Sure, games like Samurai Showdown depicted characters carving each other up with medieval Japanese weapons. But it was the sheer amount of blood and the inclusion of "Fatalities" that made MK stand out. In Street Fighter you could kick the living crap out of your opponents and toast them with fireballs, sure. But could you rip their spin out? Tear out their beating heart? No Sir! As a child of the 90's that is what lead me to Mortal Kombat. It was different. It was pushing the idea of what was acceptable in videogames.

Along that vein of thought, Ed Boon and his team of developers have questioned what was really necessary for a fighting game in this day and age? What worked for them back in the 90's? And could it be done again almost 20 years later? After much planning and debating the answer was found to be yes - they could do it again. By returning to some of the game's original structure and concept with a 21st century spin on the visuals they hope to gain success.

So, happily, Ed Boon and the good people at Nether Realm Studios (the identity the former giant Midway is now known as) take our beloved bloody fighter back to its beginning. After several titles in which 3D gameplay was a main feature and additional gameplay modes were half-assed into being, we're going to have a game that focuses on what MK was good at - blood and fighting. Developers have gone so far as to say that this is the first game in which they are "making a conscious effort to create deeper gameplay for more dedicated players of the series and of fighting games in general."

What does all this mean exactly? Here's what we got: 3D characters and graphics, but battle on a 2D plane (let's call is 2.5D, eh?). Arguably, 2D planes add a new depth of challenge along with the feel of the first MK games.

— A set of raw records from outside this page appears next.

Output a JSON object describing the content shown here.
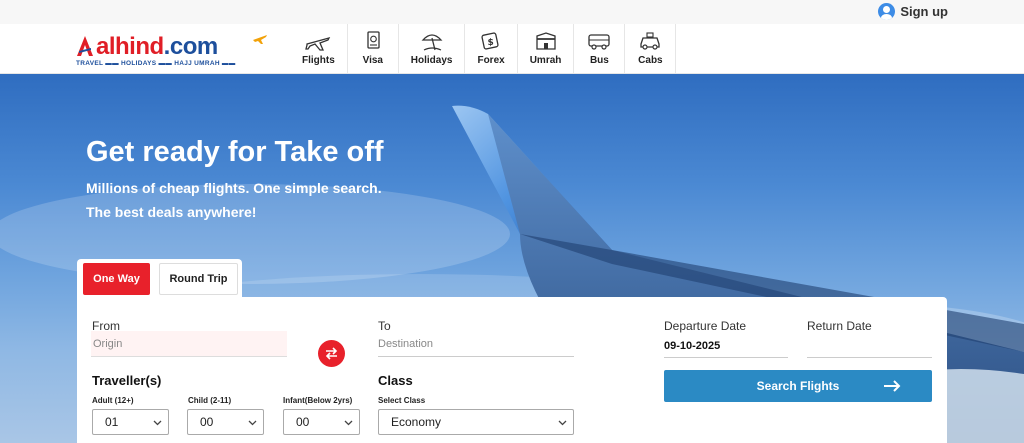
{
  "topbar": {
    "signup_label": "Sign up",
    "signup_icon": "user-icon"
  },
  "brand": {
    "logo_part1": "alhind",
    "logo_part2": ".com",
    "tagline": "TRAVEL ▬▬ HOLIDAYS ▬▬ HAJJ UMRAH ▬▬",
    "colors": {
      "red": "#e01e26",
      "blue": "#1d4f9c"
    }
  },
  "nav": {
    "items": [
      {
        "label": "Flights",
        "icon": "airplane-icon"
      },
      {
        "label": "Visa",
        "icon": "passport-icon"
      },
      {
        "label": "Holidays",
        "icon": "beach-umbrella-icon"
      },
      {
        "label": "Forex",
        "icon": "currency-icon"
      },
      {
        "label": "Umrah",
        "icon": "kaaba-icon"
      },
      {
        "label": "Bus",
        "icon": "bus-icon"
      },
      {
        "label": "Cabs",
        "icon": "car-icon"
      }
    ]
  },
  "hero": {
    "title": "Get ready for Take off",
    "subtitle_line1": "Millions of cheap flights. One simple search.",
    "subtitle_line2": "The best deals anywhere!"
  },
  "trip_tabs": {
    "one_way": "One Way",
    "round_trip": "Round Trip",
    "active": "One Way"
  },
  "search": {
    "from_label": "From",
    "from_placeholder": "Origin",
    "to_label": "To",
    "to_placeholder": "Destination",
    "departure_label": "Departure Date",
    "departure_value": "09-10-2025",
    "return_label": "Return Date",
    "return_value": "",
    "travellers_title": "Traveller(s)",
    "adult_label": "Adult (12+)",
    "adult_value": "01",
    "child_label": "Child (2-11)",
    "child_value": "00",
    "infant_label": "Infant(Below 2yrs)",
    "infant_value": "00",
    "class_title": "Class",
    "class_sublabel": "Select Class",
    "class_value": "Economy",
    "search_button": "Search Flights"
  },
  "theme": {
    "accent_red": "#e8212b",
    "search_blue": "#2b8ac4"
  }
}
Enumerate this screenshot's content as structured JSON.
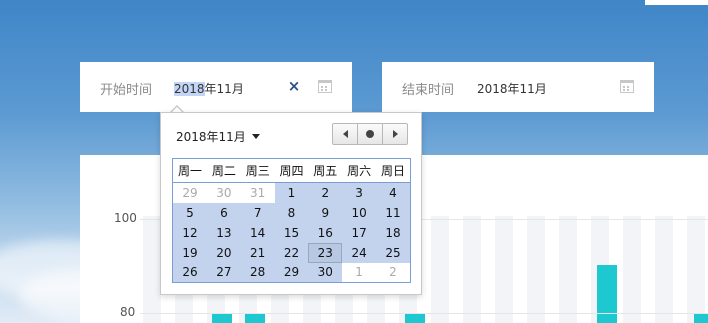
{
  "start_date": {
    "label": "开始时间",
    "value_selected": "2018",
    "value_rest": "年11月"
  },
  "end_date": {
    "label": "结束时间",
    "value": "2018年11月"
  },
  "calendar": {
    "month_label": "2018年11月",
    "weekdays": [
      "周一",
      "周二",
      "周三",
      "周四",
      "周五",
      "周六",
      "周日"
    ],
    "weeks": [
      [
        {
          "d": "29",
          "out": true
        },
        {
          "d": "30",
          "out": true
        },
        {
          "d": "31",
          "out": true
        },
        {
          "d": "1"
        },
        {
          "d": "2"
        },
        {
          "d": "3"
        },
        {
          "d": "4"
        }
      ],
      [
        {
          "d": "5"
        },
        {
          "d": "6"
        },
        {
          "d": "7"
        },
        {
          "d": "8"
        },
        {
          "d": "9"
        },
        {
          "d": "10"
        },
        {
          "d": "11"
        }
      ],
      [
        {
          "d": "12"
        },
        {
          "d": "13"
        },
        {
          "d": "14"
        },
        {
          "d": "15"
        },
        {
          "d": "16"
        },
        {
          "d": "17"
        },
        {
          "d": "18"
        }
      ],
      [
        {
          "d": "19"
        },
        {
          "d": "20"
        },
        {
          "d": "21"
        },
        {
          "d": "22"
        },
        {
          "d": "23",
          "today": true
        },
        {
          "d": "24"
        },
        {
          "d": "25"
        }
      ],
      [
        {
          "d": "26"
        },
        {
          "d": "27"
        },
        {
          "d": "28"
        },
        {
          "d": "29"
        },
        {
          "d": "30"
        },
        {
          "d": "1",
          "out": true
        },
        {
          "d": "2",
          "out": true
        }
      ]
    ]
  },
  "chart_data": {
    "type": "bar",
    "y_ticks": [
      "100",
      "80"
    ],
    "series_color": "#1ec8d0"
  }
}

We've got move sets, stances and feels that are unique to each of the 26 characters. This means that no one shares animations! Been awhile since we heard that, eh? We've also got a cast that's reduced down the primary characters of the first three MK games (full list given down below). So no copy-cat-characters and lame storylines. Mr. Boon promises fully fleshed out stories with each character. And we've got fatalities back under control. Each character will have two fatalities in addition to being able to perform "stage fatalities" (think back to Eternal Champions in the early 90's). Gone are the days of 100 different fatalities for each character, most of which look just like one another or were just downright stupid. And lastly we've got simplified fighting. No more switching between fighting styles with crazy weapons and combos that get too complex to even remember in the thick of battle.